In this blog, concepts are always welcome. On this occasion, we talk about the so-called ESG criteria. These are environmental, social and governance factors for organizations. ESG is the acronym for ‘environmental, social and governance’. We will now explain in detail what each of these 3 factors refers to.
Environmental
This encompasses the effect that an organization’s activities have on the environment, directly or indirectly. The actions to be taken should not only reduce the negative effects of the business, but should ideally be proactive.
Examples: actions to reduce pollution and waste generation, the emission of greenhouse gases, the reconversion of the energy matrix or the protection of biodiversity.
Social
This refers to the impact that a given organization has on its social environment, i.e. on the community. This set of criteria emphasizes the protection and promotion of a diverse and inclusive organization, as well as a healthy space for employees and the community in general.

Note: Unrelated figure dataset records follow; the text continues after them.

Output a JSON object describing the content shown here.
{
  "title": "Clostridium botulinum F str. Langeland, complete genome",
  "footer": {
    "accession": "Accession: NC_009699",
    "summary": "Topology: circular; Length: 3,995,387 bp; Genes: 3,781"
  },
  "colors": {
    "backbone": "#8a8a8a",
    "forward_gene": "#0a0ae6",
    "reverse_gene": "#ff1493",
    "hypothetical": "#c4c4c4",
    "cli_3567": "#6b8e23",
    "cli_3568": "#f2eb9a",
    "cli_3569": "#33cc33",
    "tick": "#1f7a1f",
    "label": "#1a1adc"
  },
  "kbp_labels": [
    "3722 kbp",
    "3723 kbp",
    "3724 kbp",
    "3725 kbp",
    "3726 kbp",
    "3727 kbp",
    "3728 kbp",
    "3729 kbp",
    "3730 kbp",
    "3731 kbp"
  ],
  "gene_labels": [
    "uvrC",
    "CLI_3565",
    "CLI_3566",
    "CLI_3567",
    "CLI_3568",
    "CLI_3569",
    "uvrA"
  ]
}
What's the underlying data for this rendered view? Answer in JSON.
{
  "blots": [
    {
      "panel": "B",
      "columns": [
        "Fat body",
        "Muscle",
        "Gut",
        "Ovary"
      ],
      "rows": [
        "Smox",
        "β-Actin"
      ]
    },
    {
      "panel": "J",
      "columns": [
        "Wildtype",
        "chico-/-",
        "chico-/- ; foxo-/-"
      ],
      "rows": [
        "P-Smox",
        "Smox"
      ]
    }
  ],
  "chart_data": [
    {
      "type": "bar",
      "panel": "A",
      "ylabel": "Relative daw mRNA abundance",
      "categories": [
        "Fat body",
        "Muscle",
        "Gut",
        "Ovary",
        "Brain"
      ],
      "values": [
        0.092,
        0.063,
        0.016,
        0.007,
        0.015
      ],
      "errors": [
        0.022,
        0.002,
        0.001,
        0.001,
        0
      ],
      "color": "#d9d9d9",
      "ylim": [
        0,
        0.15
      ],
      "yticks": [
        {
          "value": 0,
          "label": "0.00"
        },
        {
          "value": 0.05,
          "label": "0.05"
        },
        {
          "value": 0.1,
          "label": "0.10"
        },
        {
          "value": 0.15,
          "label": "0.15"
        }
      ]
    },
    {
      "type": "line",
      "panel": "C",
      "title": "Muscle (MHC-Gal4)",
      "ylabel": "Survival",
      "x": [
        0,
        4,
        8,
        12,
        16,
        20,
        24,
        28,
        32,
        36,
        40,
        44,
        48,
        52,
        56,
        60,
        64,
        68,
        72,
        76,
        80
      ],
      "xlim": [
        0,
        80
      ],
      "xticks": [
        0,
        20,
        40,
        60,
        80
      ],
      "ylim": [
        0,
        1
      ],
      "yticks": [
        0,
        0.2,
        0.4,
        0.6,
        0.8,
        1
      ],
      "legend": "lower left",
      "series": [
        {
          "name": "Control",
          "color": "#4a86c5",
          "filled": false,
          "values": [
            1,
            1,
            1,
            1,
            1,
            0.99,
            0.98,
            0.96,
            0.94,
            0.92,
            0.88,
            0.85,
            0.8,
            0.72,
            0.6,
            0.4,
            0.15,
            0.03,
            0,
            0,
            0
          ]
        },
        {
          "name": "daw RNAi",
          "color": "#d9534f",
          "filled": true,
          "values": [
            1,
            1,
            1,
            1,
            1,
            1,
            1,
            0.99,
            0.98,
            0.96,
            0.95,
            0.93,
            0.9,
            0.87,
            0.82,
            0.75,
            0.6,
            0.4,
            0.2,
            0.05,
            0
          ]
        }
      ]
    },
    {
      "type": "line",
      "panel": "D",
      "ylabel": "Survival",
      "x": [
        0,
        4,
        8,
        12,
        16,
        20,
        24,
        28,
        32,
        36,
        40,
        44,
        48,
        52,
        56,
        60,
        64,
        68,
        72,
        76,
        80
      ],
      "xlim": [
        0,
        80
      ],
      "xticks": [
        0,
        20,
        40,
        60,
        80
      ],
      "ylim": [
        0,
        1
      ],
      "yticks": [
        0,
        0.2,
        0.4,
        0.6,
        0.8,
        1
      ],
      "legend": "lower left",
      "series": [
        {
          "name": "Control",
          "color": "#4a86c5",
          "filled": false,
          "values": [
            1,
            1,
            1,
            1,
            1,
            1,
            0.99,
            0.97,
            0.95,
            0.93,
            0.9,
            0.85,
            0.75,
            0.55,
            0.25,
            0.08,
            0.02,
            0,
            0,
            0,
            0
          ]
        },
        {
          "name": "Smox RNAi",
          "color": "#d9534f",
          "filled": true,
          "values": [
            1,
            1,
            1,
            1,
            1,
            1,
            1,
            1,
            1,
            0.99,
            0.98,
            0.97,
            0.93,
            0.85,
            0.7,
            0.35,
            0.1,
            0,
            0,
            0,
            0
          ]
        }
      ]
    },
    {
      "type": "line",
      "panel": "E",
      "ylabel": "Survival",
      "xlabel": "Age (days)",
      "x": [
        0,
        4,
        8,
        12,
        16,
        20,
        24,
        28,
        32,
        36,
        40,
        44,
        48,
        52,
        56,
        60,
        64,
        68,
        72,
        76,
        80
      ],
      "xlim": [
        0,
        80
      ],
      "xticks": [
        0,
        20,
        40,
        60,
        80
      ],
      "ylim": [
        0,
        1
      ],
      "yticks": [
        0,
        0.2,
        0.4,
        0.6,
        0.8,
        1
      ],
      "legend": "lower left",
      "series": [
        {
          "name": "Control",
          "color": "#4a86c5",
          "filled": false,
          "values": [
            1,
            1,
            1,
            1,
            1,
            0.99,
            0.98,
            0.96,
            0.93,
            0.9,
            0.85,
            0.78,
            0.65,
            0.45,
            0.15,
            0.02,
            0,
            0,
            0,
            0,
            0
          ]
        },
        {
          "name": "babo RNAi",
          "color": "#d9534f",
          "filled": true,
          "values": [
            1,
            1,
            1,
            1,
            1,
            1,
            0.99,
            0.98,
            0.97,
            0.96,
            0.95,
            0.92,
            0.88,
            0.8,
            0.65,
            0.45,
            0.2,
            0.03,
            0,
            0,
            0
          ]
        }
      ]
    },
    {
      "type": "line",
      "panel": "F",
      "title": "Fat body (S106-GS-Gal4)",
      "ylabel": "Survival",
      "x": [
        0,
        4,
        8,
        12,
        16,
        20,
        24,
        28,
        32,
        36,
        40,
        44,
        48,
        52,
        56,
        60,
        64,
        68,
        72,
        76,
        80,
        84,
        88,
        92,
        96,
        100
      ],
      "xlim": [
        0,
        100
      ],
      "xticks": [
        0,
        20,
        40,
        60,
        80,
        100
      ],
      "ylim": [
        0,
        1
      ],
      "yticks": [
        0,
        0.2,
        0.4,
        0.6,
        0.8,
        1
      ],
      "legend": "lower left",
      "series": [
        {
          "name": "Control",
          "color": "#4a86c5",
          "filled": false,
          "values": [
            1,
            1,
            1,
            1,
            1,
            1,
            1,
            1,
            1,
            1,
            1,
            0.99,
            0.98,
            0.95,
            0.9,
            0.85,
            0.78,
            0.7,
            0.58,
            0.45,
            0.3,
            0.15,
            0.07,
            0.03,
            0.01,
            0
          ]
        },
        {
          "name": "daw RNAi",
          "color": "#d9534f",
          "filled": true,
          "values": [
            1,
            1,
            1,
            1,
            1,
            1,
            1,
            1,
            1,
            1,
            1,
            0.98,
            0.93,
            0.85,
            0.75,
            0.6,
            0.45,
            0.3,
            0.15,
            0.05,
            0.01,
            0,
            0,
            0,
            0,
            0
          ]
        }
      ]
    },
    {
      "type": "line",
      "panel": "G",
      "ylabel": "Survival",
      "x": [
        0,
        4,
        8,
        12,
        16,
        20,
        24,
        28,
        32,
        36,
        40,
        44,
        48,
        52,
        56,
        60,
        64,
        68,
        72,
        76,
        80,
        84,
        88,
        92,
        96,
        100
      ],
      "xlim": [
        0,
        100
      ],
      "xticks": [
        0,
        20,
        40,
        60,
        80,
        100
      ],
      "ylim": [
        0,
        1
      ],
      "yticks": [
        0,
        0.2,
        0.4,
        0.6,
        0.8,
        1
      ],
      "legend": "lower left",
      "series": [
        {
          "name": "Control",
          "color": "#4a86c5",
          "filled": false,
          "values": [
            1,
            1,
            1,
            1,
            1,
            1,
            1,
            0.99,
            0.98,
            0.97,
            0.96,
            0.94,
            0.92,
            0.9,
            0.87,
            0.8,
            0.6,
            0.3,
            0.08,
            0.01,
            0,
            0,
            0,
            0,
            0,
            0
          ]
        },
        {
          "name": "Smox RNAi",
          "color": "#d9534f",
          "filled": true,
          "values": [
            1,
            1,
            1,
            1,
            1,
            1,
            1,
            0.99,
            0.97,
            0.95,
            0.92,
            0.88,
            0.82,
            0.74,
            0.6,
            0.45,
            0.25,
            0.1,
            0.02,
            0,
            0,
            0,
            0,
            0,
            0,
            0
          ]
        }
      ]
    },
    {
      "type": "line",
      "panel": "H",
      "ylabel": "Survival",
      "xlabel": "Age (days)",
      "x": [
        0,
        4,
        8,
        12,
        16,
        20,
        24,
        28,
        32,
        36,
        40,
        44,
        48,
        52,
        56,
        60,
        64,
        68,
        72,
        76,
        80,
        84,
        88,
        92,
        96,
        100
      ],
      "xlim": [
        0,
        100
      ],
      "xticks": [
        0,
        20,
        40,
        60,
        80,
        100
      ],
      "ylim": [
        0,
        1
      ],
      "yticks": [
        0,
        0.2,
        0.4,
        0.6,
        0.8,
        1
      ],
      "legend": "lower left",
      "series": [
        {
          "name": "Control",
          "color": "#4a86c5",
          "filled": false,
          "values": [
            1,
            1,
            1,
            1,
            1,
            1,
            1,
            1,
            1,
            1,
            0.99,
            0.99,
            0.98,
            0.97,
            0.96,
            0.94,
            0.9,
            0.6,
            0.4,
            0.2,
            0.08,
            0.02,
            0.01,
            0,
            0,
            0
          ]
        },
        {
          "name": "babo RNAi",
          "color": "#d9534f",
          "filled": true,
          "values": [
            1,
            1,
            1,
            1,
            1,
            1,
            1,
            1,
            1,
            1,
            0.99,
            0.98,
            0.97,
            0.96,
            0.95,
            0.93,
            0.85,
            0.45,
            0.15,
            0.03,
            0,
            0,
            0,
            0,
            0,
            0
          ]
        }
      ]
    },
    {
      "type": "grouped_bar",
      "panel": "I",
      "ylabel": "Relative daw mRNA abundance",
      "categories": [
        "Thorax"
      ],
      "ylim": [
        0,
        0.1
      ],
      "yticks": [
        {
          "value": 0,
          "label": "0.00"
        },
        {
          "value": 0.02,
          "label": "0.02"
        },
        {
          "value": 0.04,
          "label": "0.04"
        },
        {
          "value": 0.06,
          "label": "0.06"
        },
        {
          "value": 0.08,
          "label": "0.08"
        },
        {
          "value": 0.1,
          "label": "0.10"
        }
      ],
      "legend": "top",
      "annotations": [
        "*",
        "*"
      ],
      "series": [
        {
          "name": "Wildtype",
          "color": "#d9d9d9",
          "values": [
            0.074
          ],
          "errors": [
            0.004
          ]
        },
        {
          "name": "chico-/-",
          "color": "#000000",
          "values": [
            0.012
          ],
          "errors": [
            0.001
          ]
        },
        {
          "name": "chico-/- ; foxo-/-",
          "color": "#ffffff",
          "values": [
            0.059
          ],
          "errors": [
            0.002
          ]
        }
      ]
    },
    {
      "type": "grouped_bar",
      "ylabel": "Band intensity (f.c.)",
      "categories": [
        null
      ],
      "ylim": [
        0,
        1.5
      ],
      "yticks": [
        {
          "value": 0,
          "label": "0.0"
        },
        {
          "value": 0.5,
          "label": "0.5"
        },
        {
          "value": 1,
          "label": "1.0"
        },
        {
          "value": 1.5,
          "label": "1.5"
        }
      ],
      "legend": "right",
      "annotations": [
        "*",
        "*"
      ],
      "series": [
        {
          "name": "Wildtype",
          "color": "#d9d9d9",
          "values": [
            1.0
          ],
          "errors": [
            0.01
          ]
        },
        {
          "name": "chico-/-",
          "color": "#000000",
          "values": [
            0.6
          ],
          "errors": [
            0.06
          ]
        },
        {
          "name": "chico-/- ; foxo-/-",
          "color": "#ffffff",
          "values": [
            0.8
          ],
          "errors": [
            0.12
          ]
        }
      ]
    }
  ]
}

Examples: actions related to working conditions and respect for human rights or the management of relations with the communities in which the company operates.
Governance
Refers to the corporate governance of the organization. An area that encompasses issues related to the corporate governance of organizations, their corporate quality, culture and management processes. It pays particular attention to the development of sound internal policies with clear indicators that include factors such as outsourcing, regulatory compliance and employee competence, among others.
Examples: actions aimed at the composition and diversity of the Board of Directors, transparency policies or codes of conduct.

ESG criteria are increasingly present in companies
The weight that these fundamentals have for investors when making decisions is very relevant. This brings us to another concept: socially responsible investment (SRI). ESG criteria are integrated into this investment philosophy. They influence the process of research, analysis and selection of securities in an investment portfolio.
Investors are therefore increasingly concerned about ESG criteria. In this sense, sustainable investment is one that adds environmental, social and governance concerns to financial criteria. This model discriminates companies on the basis of their sustainability strategy. The data show that this model has been growing significantly in recent years.